The unhelpful helper
This is the bit that tends to surprise people. Repetitive thinking isn't random: It has a purpose. Your mind ruminates to create a sense of control when things feel uncertain. Your brain is trying to make sense of something that feels unresolved. That doesn't make it less exhausting. But it does mean we can approach it differently; with a little less shame, and a lot more curiosity. Ask yourself the next time you notice a pattern: “What is my brain trying to protect me from?” You might be surprised with the answer you find.
Don’t worry…there is hope!
The same brain that built those well-worn trenches can build new ones.
Neuroplasticity works in both directions; new pathways can be created and strengthened in your brain even in adulthood.
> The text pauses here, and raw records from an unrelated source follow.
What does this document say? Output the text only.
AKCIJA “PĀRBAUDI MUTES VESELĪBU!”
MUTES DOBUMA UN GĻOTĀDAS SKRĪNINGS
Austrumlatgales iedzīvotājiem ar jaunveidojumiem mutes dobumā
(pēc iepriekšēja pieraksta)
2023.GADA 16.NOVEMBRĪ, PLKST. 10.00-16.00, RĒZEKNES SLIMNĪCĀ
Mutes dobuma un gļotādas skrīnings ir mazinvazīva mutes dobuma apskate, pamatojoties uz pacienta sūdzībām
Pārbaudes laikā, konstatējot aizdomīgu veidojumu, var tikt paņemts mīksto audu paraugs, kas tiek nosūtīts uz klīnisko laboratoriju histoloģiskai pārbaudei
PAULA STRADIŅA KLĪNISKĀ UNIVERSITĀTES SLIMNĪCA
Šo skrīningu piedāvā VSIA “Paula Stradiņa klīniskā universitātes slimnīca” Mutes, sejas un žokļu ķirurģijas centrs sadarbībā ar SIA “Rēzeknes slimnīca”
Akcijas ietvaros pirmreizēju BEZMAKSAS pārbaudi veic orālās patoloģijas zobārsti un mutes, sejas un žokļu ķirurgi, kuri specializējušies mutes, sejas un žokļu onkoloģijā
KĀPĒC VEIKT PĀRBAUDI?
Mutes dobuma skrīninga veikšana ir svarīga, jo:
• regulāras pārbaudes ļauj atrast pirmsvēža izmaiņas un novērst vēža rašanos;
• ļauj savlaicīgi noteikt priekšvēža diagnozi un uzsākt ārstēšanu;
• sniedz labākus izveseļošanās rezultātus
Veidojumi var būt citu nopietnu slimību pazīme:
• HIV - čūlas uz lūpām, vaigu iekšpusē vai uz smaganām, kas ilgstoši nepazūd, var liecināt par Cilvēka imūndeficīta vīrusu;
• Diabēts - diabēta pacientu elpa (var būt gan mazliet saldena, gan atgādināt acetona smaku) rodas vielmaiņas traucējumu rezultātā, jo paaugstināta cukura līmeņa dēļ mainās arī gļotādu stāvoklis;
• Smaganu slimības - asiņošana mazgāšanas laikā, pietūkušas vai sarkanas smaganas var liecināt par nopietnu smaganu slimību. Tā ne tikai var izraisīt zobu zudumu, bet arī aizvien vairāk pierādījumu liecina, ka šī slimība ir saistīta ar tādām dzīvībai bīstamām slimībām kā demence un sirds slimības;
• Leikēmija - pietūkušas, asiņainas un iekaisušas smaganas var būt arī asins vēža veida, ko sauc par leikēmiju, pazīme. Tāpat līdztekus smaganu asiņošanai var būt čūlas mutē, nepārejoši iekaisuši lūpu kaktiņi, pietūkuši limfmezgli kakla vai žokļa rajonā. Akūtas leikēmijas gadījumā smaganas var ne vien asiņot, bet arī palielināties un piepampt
Of course the more established a pattern is the longer it may take to forge a new connection, but it's possible and create an alternative route; like cutting a trail through dense forest, it takes effort and intention. The ground is uneven at first, you may trip, want to turn back or find yourself drifting to the old ways without noticing. Thats ok these new connections take time and repetition. Each time you choose a different response; noticing a thought without following it, sitting with uncertainty instead of rushing to solve it, responding to yourself with curiosity rather than alarm - you are clearing a little more space for something new.
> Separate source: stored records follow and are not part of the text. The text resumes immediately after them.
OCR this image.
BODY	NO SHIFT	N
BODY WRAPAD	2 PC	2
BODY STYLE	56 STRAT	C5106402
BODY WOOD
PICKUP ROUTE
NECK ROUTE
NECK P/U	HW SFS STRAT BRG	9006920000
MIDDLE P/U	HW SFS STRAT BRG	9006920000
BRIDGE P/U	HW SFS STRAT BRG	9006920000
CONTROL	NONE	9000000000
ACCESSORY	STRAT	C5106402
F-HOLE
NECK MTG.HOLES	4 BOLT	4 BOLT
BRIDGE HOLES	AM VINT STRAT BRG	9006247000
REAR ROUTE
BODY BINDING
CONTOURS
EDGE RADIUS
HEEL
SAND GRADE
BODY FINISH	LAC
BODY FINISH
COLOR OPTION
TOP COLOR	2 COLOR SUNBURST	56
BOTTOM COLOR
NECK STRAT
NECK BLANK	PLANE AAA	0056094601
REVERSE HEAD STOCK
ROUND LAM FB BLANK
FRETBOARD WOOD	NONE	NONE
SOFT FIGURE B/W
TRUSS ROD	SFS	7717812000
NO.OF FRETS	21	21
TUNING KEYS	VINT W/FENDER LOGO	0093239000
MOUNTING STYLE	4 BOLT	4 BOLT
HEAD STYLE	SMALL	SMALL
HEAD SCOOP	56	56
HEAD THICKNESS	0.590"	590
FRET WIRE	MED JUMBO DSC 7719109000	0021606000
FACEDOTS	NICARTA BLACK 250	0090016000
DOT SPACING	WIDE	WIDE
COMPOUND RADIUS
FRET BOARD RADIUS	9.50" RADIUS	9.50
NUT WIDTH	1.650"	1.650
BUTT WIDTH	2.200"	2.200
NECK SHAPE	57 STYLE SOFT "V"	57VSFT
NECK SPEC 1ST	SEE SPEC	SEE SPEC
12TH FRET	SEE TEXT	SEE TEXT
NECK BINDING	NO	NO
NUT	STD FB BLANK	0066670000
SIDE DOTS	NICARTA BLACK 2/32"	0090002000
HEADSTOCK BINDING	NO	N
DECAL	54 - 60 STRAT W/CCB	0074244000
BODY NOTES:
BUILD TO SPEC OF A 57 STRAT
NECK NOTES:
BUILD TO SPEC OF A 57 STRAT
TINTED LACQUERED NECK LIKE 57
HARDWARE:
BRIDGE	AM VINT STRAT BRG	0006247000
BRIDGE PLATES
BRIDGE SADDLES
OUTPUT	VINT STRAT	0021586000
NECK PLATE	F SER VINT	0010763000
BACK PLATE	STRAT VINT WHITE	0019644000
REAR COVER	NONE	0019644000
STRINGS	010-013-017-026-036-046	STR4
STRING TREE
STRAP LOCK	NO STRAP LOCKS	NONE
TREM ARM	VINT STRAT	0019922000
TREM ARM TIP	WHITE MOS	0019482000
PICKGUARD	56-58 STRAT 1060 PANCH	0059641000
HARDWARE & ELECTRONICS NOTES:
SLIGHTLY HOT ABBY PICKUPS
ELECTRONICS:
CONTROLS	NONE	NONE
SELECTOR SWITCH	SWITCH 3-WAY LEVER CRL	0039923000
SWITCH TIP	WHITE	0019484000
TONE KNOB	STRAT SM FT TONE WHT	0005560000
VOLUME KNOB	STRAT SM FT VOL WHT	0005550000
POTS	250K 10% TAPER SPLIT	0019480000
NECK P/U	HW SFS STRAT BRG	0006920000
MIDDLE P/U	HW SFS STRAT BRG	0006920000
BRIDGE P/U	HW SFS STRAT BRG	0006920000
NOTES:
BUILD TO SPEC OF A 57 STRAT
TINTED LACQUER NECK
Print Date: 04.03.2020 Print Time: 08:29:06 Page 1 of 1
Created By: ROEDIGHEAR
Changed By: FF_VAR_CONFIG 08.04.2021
What Counselling Actually Does
Change of this kind, although not impossible, rarely happens in isolation. The nervous system needs to feel safe before it's willing to try something new and counselling can create the right conditions for that: understanding where your patterns came from and sit with what feels uncomfortable.
Your mind is following the roads it learned to trust. Those roads made sense once. With awareness and practice, new pathways can be built; not by force, but by walking them often enough that they start to feel like home. It happens slowly, quietly, in the small moments you choose something different. Rome wasn't built overnight, and neither is a brain. But both are proof that what once felt impossible can become reality.
Sources & Further Reading
Hanson, R. (2013). Hardwiring Happiness. Harmony Books.
Doidge, N. (2007). The Brain That Changes Itself. Penguin Books.
Siegel, D. J. (2010). Mindsight. Bantam Books.
Leaf, L (2017). Switch on your Brain. Baker Publishing Group
Nolen-Hoeksema, S. (2000). The role of rumination in depressive disorders. Journal of Abnormal Psychology, 109(3), 504–511.